Nobody initially suggested that politics and art were identical. Yet, the concept that art can exist devoid of political influence is a perspective more commonly held amongst journalists than artists themselves.
In a recent podcast co-hosted with Richard Osman, author and comedian, The Guardian columnist Marina Hyde discussed the ongoing situation. Both Hyde and Osman expressed explicit disdain for Fossil Free Books and even seemed to express a wider detest for activist initiatives. Hyde pointed out the crucial difference between art and politics, stating that constantly politicising art and demanding political statements from artists may inadvertently reduce the breadth of human experience and potential.

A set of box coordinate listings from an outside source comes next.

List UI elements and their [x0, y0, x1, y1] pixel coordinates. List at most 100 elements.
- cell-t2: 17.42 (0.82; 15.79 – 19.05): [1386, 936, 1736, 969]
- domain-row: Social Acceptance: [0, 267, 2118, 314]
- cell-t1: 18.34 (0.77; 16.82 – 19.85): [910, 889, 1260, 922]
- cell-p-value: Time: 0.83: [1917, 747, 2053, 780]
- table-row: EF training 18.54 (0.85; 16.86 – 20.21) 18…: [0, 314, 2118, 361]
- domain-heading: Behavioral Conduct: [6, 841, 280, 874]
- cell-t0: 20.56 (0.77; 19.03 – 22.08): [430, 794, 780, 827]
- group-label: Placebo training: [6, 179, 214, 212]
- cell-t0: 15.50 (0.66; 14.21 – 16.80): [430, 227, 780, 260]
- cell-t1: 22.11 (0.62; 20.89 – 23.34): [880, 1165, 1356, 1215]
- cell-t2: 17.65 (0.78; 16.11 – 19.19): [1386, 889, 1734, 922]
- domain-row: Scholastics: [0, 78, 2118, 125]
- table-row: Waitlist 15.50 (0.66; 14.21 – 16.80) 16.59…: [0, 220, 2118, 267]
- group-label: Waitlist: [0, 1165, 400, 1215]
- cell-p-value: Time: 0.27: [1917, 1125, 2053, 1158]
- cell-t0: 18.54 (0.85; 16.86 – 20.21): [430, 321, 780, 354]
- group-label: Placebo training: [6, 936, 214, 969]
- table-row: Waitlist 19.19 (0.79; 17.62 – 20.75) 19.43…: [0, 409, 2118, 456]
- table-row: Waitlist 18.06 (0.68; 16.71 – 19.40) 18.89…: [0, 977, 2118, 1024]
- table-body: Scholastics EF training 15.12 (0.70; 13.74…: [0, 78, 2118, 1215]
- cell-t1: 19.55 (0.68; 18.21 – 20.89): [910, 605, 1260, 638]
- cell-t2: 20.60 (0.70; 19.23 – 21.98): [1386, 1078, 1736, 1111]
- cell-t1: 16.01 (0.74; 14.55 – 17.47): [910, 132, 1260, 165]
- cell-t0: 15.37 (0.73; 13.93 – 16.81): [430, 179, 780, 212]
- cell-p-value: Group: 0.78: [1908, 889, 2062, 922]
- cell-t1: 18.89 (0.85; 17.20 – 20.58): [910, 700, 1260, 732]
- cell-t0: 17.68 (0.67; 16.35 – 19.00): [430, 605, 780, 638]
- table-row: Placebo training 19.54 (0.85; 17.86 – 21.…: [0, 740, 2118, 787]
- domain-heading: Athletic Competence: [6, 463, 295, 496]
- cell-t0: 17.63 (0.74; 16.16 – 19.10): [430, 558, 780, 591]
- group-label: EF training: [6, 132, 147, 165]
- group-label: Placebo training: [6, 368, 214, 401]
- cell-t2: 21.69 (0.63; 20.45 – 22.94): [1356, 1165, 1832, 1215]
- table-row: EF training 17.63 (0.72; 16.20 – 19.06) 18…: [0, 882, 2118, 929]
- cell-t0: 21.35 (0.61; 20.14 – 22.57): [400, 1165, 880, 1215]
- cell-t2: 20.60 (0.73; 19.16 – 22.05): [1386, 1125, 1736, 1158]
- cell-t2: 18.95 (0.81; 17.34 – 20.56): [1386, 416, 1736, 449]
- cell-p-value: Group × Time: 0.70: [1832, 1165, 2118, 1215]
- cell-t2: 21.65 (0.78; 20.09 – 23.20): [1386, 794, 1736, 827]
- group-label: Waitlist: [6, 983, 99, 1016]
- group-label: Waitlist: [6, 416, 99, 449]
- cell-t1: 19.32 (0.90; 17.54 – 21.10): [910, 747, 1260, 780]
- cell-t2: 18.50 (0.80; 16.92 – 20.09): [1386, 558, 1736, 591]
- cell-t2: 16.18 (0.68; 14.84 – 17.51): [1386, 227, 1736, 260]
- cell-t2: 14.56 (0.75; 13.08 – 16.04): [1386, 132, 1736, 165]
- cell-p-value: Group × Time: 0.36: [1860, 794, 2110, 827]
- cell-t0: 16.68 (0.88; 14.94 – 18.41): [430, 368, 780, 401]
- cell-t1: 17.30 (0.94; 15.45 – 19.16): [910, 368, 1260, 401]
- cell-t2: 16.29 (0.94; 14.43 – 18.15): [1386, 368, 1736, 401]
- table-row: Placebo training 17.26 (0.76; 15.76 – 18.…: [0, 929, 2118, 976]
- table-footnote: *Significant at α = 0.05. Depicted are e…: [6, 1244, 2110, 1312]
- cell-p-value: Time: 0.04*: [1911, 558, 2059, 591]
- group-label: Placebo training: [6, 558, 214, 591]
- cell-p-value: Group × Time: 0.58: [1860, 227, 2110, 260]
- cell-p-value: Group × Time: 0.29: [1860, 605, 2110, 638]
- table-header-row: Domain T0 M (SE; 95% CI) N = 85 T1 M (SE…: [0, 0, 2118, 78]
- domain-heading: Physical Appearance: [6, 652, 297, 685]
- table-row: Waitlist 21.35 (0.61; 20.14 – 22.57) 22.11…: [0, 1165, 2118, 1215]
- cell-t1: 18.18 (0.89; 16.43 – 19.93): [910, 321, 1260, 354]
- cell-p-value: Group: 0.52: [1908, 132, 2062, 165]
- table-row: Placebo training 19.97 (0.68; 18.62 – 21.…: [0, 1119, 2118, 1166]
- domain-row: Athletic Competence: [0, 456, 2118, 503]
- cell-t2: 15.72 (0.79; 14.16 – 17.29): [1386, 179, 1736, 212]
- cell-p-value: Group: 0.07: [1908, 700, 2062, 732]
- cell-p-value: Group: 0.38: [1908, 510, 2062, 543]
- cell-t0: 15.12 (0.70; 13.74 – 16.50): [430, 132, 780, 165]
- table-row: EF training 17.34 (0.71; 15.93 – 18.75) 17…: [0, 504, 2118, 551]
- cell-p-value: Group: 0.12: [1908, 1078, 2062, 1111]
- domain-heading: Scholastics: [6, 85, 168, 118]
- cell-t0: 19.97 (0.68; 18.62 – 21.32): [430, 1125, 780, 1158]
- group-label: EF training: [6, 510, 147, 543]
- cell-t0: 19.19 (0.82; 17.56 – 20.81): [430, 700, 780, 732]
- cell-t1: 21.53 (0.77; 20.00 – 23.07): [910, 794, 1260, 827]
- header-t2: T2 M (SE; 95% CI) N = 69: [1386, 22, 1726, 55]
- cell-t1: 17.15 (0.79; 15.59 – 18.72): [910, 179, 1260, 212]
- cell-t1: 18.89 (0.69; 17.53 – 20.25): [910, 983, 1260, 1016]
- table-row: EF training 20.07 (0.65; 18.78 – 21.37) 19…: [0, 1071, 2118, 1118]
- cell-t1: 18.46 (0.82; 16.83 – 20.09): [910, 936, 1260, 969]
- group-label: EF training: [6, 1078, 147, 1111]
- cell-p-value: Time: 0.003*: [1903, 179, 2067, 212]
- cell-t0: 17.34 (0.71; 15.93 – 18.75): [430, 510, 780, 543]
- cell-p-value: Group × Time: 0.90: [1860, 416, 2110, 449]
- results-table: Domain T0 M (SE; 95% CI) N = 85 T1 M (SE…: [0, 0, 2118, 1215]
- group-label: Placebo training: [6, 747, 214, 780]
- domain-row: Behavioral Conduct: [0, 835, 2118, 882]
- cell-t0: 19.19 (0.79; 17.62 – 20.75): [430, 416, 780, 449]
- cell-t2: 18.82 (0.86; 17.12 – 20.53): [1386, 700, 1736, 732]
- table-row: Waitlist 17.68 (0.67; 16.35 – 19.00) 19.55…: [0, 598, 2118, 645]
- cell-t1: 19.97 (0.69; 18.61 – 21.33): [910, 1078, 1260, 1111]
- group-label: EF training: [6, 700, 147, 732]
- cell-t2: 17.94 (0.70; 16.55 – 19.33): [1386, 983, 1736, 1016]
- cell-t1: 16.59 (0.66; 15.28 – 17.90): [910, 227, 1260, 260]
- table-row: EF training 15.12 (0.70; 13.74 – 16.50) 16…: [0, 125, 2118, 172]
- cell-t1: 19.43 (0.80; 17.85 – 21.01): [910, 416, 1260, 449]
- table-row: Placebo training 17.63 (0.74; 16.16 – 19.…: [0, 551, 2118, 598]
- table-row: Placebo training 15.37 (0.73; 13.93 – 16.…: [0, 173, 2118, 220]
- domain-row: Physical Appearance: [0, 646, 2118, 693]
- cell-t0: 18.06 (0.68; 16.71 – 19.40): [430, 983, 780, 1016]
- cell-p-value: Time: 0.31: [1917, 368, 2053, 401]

Whilst nobody has ever asserted that art and politics are identical, the pervasive notion among many journalists, far more than among artists themselves, is that these two realms should remain distinct. They propose that art should be blissfully ignorant of the political climate that forms, and often fractures, the complexities of human life. This sentiment, personally, I believe is frequently put forward by individuals who do not take a thoughtful approach towards either art or politics. Our reality – marred by warfare on the innocent, an ever-rising sea level, and the creation of valuable art – doesn’t afford us the option to disregard politics as if it were an optional examination topic. Though Fossil Free Books’ activist methods may be considered brusque and less than perfect, unlike their media adversaries, they at least comprehend this reality.